Lessons from Nazi Germany and eastern Europe show us how democracy dies, and what we must do to save it
Winston Churchill once famously declared: “Democracy is the worst form of government, except for all those other forms that have been tried from time to time.” Underpinned by the rule of law and the popular will, democracy is the only way we can prevent the arbitrary exercise of tyrannical power: suppression of free speech; curtailment or abolition of civil liberties; laws passed by decree without public debate or popular approval; arrest and imprisonment without trial; torture and murder by unchecked agencies of the government; and theft, extortion and embezzlement by politicians in power, who inevitably turn into kleptocrats when democracy is destroyed.

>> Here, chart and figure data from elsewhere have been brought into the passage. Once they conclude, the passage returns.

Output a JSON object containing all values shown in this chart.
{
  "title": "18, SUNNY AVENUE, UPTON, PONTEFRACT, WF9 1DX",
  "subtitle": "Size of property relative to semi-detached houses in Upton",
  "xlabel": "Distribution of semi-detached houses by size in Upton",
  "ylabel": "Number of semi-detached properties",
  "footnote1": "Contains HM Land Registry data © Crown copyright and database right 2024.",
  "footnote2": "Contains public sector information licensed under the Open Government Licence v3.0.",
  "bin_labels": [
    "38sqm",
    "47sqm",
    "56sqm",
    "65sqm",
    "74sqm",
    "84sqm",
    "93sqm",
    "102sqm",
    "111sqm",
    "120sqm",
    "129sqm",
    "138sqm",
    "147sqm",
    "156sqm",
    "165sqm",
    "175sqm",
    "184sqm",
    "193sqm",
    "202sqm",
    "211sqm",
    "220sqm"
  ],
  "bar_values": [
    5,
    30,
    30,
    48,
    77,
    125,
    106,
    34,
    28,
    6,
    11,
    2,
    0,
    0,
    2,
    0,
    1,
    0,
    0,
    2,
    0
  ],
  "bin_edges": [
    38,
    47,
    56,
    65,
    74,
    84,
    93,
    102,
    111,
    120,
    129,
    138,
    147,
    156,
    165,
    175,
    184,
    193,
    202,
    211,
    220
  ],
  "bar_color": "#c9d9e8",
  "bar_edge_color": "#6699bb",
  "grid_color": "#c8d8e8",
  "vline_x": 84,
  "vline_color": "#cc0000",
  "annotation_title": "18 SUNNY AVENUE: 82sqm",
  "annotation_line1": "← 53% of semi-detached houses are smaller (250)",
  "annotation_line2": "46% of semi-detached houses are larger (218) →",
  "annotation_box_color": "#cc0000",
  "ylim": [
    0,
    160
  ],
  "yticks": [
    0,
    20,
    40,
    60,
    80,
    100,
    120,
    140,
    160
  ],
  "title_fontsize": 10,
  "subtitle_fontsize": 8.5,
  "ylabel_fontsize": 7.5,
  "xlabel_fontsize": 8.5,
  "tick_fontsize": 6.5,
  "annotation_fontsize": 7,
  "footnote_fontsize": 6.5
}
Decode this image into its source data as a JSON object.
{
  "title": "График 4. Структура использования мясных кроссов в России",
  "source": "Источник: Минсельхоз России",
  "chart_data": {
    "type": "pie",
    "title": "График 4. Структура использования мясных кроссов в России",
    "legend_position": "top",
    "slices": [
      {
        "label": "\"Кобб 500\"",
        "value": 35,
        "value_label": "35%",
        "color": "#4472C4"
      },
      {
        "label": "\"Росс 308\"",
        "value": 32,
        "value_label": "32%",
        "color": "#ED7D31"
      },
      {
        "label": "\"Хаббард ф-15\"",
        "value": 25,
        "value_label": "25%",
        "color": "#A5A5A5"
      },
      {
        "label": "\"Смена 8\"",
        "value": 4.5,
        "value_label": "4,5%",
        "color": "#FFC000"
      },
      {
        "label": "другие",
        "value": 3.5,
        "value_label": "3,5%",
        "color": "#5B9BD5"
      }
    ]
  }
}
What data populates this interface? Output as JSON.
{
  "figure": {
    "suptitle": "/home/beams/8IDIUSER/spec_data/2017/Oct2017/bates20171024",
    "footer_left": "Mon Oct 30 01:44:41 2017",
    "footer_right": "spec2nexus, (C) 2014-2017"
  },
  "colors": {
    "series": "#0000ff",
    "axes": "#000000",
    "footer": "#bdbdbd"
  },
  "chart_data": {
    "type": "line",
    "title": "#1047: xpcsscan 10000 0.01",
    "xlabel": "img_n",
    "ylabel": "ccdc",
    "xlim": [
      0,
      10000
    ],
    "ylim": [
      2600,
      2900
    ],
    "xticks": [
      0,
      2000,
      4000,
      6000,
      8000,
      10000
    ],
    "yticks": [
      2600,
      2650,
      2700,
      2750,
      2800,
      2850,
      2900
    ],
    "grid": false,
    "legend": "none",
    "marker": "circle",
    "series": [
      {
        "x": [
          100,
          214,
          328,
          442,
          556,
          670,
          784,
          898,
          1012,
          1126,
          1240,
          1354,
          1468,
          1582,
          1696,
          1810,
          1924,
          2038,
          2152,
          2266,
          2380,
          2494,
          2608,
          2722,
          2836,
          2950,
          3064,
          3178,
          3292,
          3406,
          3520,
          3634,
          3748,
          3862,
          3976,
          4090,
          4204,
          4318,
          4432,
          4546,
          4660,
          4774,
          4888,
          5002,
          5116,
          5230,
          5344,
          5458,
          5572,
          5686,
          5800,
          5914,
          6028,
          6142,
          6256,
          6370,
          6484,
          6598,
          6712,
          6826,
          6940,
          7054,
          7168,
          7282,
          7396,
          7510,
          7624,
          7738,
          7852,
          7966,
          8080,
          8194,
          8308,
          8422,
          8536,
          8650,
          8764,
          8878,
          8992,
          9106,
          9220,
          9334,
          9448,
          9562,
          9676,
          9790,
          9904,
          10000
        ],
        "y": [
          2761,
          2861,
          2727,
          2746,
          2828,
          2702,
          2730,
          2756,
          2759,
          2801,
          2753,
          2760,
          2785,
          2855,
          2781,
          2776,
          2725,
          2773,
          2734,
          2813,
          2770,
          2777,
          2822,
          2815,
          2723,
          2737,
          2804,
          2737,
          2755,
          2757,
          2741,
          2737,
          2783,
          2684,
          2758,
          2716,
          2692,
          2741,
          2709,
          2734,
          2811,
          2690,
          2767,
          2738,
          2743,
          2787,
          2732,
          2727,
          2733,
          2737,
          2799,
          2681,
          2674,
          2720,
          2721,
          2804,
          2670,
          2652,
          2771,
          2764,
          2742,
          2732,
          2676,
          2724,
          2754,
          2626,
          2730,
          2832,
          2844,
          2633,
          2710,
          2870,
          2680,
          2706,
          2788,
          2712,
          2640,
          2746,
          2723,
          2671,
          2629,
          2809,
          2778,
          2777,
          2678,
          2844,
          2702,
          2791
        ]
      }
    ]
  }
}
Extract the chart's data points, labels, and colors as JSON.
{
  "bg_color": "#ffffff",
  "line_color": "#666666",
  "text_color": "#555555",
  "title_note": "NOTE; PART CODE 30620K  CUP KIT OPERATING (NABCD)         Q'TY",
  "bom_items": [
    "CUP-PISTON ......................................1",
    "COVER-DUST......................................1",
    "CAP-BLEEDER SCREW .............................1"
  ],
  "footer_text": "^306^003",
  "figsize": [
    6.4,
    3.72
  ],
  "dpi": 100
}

Yet democracy is a fragile creation. After a period following the collapse of the Soviet Union, when constitutional democracy spread to many countries not just in Europe but across the globe, and Francis Fukuyama declared that history had come to an end, the tide seems to have turned. Democracies are now being destroyed in Russia, Hungary, Turkey and Poland, as strongmen such as Putin, Orban, Erdoğan and Kaczyński dismantle civil liberties, silence critical voices and suppress independent institutions. What makes it worse is that such would-be dictators enjoy popular support for what they are doing. A similar process may well be under way with the advent of the Trump regime in the United States.
How we defend our most fundamental freedoms has once again become a matter of great urgency. The historian Timothy Snyder has produced this short book as one response. History, and especially the history of the 20th century, has lessons for us all, he contends. A specialist on east-central Europe, Snyder made his name with a book, Bloodlands, that argued, less than persuasively, for an equivalence of Stalin’s purges with the Nazi Holocaust. More recently, he has declared in Black Earth that the Holocaust was not about the implementation of paranoid antisemitism but an attempt to gain control of more agricultural land as an alternative to using science to improve the natural environment. His argument did not find many supporters. What does he say in his latest tract?
On Tyranny is less an anatomy of tyranny itself than an essay about how we might stop it from happening. “Do not obey in advance,” he says. “Most of the power of authoritarianism is freely given.” After Hitler came to power, many if not most Germans voluntarily offered their obedience to his regime. We should heed this warning and refuse to do so ourselves. And certainly, the millions of state servants who ran Germany did indeed rush to join the Nazi party to save their jobs. Later on, few opposed the growing antisemitism of the regime or its genocidal outcome. But Snyder forgets the degree of coercion to which they were subjected. It was no easy thing to risk your job when over a third of the workforce was unemployed, as it was in 1933. Hundreds of thousands of Nazi stormtroopers were roaming the streets beating up and killing the Social Democrats and Communists who were the regime’s main opponents. Up to 200,000 people, overwhelmingly those on the political left, were thrown into concentration camps and brutally mistreated. The great mass of Germans did not obey in advance: they obeyed when tyranny had already set up its tent.